Aleurode ou mouche blanche : identification et traitement

Un ravageur particulièrement problématique...

Sous serre, au jardin ou même en intérieur, l’un des ravageurs les plus fréquents et les plus dangereux pour la plante se trouve être l’aleurode ou mouche blanche. On le reconnait facilement : dès qu’on approche de la plante, un véritable nuage blanc se forme pour ne s’apaiser que quelques secondes plus tard. Ces mouches blanches sont des insectes qui se reproduisent à une vitesse folle et s’attaquent à un grand nombre de végétaux. Les aleurodes se nourrissent de la sève de la plante, ce qui l’affaiblit et peut même, dans certains cas, la faire mourir. Heureusement des solutions naturelles existent. Mais quel est donc ce curieux petit insecte blanc et comment faire pour s’en prémunir ? On vous dit tout dans cette fiche conseil.

Aleurode ou mouche blanche : quel est cet insecte ?

Les aleurodes, aussi appelées mouches blanches, sont des insectes constituant une super-famille à part entière : les Aleurodidae. Les aleurodidées font eux-mêmes partie du sous-ordre des Sternorrhynches (cochenilles, psylles et pucerons…). Il existe 1200 espèces d’aleurodes dans le monde mais seulement 56 en Europe. La plupart de ces insectes ont été importés accidentellement d’Amérique du Sud et centrale (mais d’autres proviennent d’Asie). Voilà pourquoi, ils préfèrent la chaleur.

On les retrouve partout : dans nos intérieurs, en véranda, sous serres ou sous châssis mais aussi au jardin ou dans les cultures.

Les adultes mesurent à peine 3 mm de long au maximum (dépend de l’espèce) et sont munis deux paires d’ailes recouvertes d’une poudre blanche. Cette poussière farineuse recouvre aussi le corps de l’insecte. Ce sont des insectes équipés de pièces buccales de type piqueur-suceur. Les aleurodes sucent la sève des plantes ce qui les affaiblit, voire les tue.

On reconnait facilement les mouches blanches car ces dernières forment de véritables nuages blancs lorsqu’elles sont dérangées.
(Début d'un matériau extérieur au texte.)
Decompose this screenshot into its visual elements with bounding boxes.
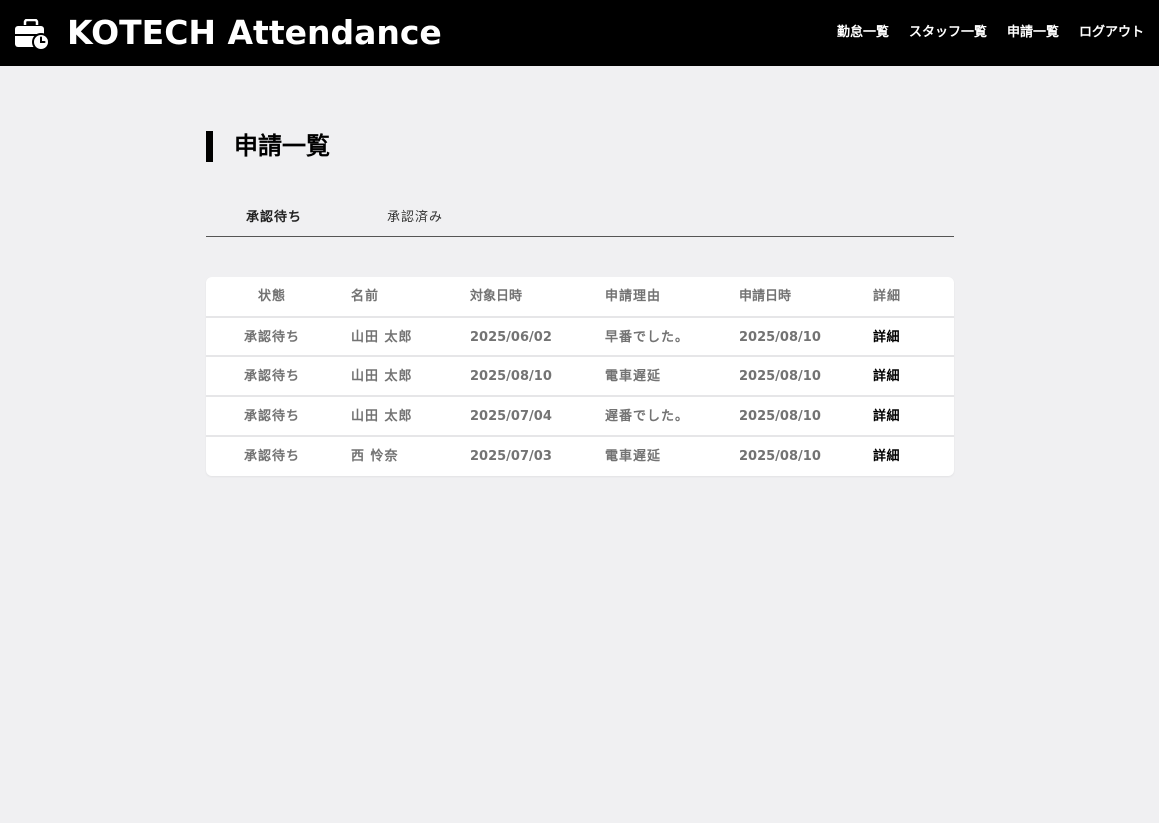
row-applied-date: 2025/08/10 — [739, 449, 821, 464]
row-applied-date: 2025/08/10 — [739, 330, 821, 345]
table-row: 承認待ち 山田 太郎 2025/06/02 早番でした。 2025/08/10 … — [206, 318, 954, 356]
nav-request-list[interactable]: 申請一覧 — [1007, 23, 1059, 43]
request-table: 状態 名前 対象日時 申請理由 申請日時 詳細 承認待ち 山田 太郎 2025/… — [206, 277, 954, 476]
row-name: 山田 太郎 — [351, 409, 413, 424]
row-target-date: 2025/06/02 — [470, 330, 552, 345]
briefcase-clock-icon[interactable] — [14, 19, 50, 51]
table-row: 承認待ち 山田 太郎 2025/08/10 電車遅延 2025/08/10 詳細 — [206, 357, 954, 395]
row-reason: 電車遅延 — [605, 369, 662, 384]
row-status: 承認待ち — [243, 369, 300, 384]
detail-link[interactable]: 詳細 — [873, 447, 900, 467]
row-reason: 早番でした。 — [605, 330, 690, 345]
title-accent-bar — [206, 131, 213, 162]
column-header-status: 状態 — [257, 289, 286, 304]
row-reason: 電車遅延 — [605, 449, 662, 464]
table-row: 承認待ち 山田 太郎 2025/07/04 遅番でした。 2025/08/10 … — [206, 397, 954, 435]
nav-staff-list[interactable]: スタッフ一覧 — [909, 23, 987, 43]
status-tabs: 承認待ち 承認済み — [206, 205, 954, 237]
detail-link[interactable]: 詳細 — [873, 328, 900, 348]
tab-pending[interactable]: 承認待ち — [246, 205, 302, 231]
column-header-reason: 申請理由 — [605, 289, 662, 304]
row-status: 承認待ち — [243, 330, 300, 345]
main-nav: 勤怠一覧 スタッフ一覧 申請一覧 ログアウト — [837, 23, 1144, 43]
column-header-detail: 詳細 — [873, 289, 902, 304]
row-status: 承認待ち — [243, 449, 300, 464]
brand-title[interactable]: KOTECH Attendance — [67, 12, 442, 54]
nav-logout[interactable]: ログアウト — [1079, 23, 1144, 43]
nav-attendance-list[interactable]: 勤怠一覧 — [837, 23, 889, 43]
detail-link[interactable]: 詳細 — [873, 367, 900, 387]
tab-approved[interactable]: 承認済み — [387, 205, 443, 231]
row-applied-date: 2025/08/10 — [739, 369, 821, 384]
row-name: 山田 太郎 — [351, 330, 413, 345]
row-target-date: 2025/07/04 — [470, 409, 552, 424]
row-name: 山田 太郎 — [351, 369, 413, 384]
row-status: 承認待ち — [243, 409, 300, 424]
row-target-date: 2025/07/03 — [470, 449, 552, 464]
row-reason: 遅番でした。 — [605, 409, 690, 424]
table-header-row: 状態 名前 対象日時 申請理由 申請日時 詳細 — [206, 277, 954, 317]
row-target-date: 2025/08/10 — [470, 369, 552, 384]
row-applied-date: 2025/08/10 — [739, 409, 821, 424]
column-header-applied-date: 申請日時 — [739, 289, 792, 304]
detail-link[interactable]: 詳細 — [873, 407, 900, 427]
app-header: KOTECH Attendance 勤怠一覧 スタッフ一覧 申請一覧 ログアウト — [0, 0, 1159, 66]
table-row: 承認待ち 西 怜奈 2025/07/03 電車遅延 2025/08/10 詳細 — [206, 437, 954, 475]
row-name: 西 怜奈 — [351, 449, 399, 464]
column-header-name: 名前 — [351, 289, 380, 304]
column-header-target-date: 対象日時 — [470, 289, 523, 304]
page-title: 申請一覧 — [234, 132, 330, 160]
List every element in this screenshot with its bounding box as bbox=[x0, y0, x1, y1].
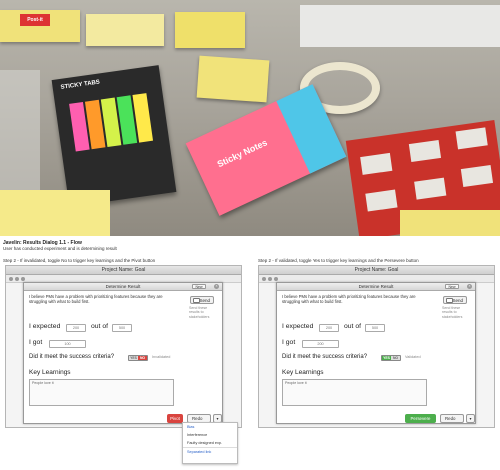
office-supplies-photo: Post-it STICKY TABS Sticky Notes bbox=[0, 0, 500, 236]
total-input[interactable]: 500 bbox=[365, 324, 385, 332]
flow-subtitle: User has conducted experiment and is det… bbox=[3, 246, 117, 251]
sticky-notes-label: Sticky Notes bbox=[215, 137, 269, 170]
sticky-tabs-pack: STICKY TABS bbox=[51, 65, 177, 207]
step-caption-validated: Step 2 - If validated, toggle Yes to tri… bbox=[258, 258, 419, 263]
learnings-textarea[interactable]: People love it bbox=[282, 379, 427, 406]
toggle-no[interactable]: NO bbox=[138, 356, 147, 360]
result-status: Validated bbox=[405, 355, 421, 359]
learnings-textarea[interactable]: People love it bbox=[29, 379, 174, 406]
determine-result-dialog: Determine Result New × I believe PMs hav… bbox=[276, 282, 476, 424]
persevere-button[interactable]: Persevere bbox=[405, 414, 436, 423]
paper-sheet bbox=[300, 5, 500, 47]
project-name: Project Name: Goal bbox=[354, 267, 399, 273]
success-question: Did it meet the success criteria? bbox=[29, 354, 115, 360]
expected-input[interactable]: 200 bbox=[319, 324, 339, 332]
new-button[interactable]: New bbox=[192, 284, 206, 289]
send-note: Send these results to stakeholders bbox=[442, 306, 463, 319]
send-label: Send bbox=[199, 298, 210, 303]
sticky-note-pad bbox=[86, 14, 164, 46]
menu-item-interference[interactable]: Interference bbox=[183, 431, 237, 439]
key-learnings-heading: Key Learnings bbox=[282, 369, 324, 376]
sticky-note-pad bbox=[196, 55, 270, 103]
toggle-yes[interactable]: YES bbox=[129, 356, 138, 360]
determine-result-dialog: Determine Result New × I believe PMs hav… bbox=[23, 282, 223, 424]
sticky-tabs-label: STICKY TABS bbox=[60, 79, 101, 91]
send-button[interactable]: Send bbox=[190, 296, 214, 304]
pivot-button[interactable]: Pivot bbox=[167, 414, 183, 423]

Les adultes volettent à 40 cm au-dessus de leur plante-hôte pour réatterrir quelques secondes plus tard. La présence d’œufs et de toutes petites larves immobiles (2 mm de long) sur le revers des feuilles est aussi caractéristique.

Parmi les nombreuses espèces, les plus connues sont :

  • L’Aleurode des serres (Trialeurodes vaporariorum) : sous serres et attaque, entre autres, les tomates, les aubergines, les concombres ou les poinsettias ;
  • L’Aleurode du tabac (Bemisia tabaci) : sous serres et se nourrissant d’un grand nombre de plantes, notamment potagères ;
  • L’Aleurode du chou  (Aleyrodes proletella) : sous serres et en extérieur  et s’attaque aux légumes du potager ;
  • L’Aleurode du Fraisier (Aleyrodes lonicerae) : sous serres et en extérieur et s’attaque surtout aux fraisiers. 
aleurode ou mouche blanche

Gros plan sur des aleurodes et un oeuf

Le cycle de vie de l'aleurode

Les aleurodes aiment la chaleur. Ces insectes sont donc présents d’avril à mai en intérieur, sous serres et sous châssis mais seulement à partir de juin-juillet en extérieur.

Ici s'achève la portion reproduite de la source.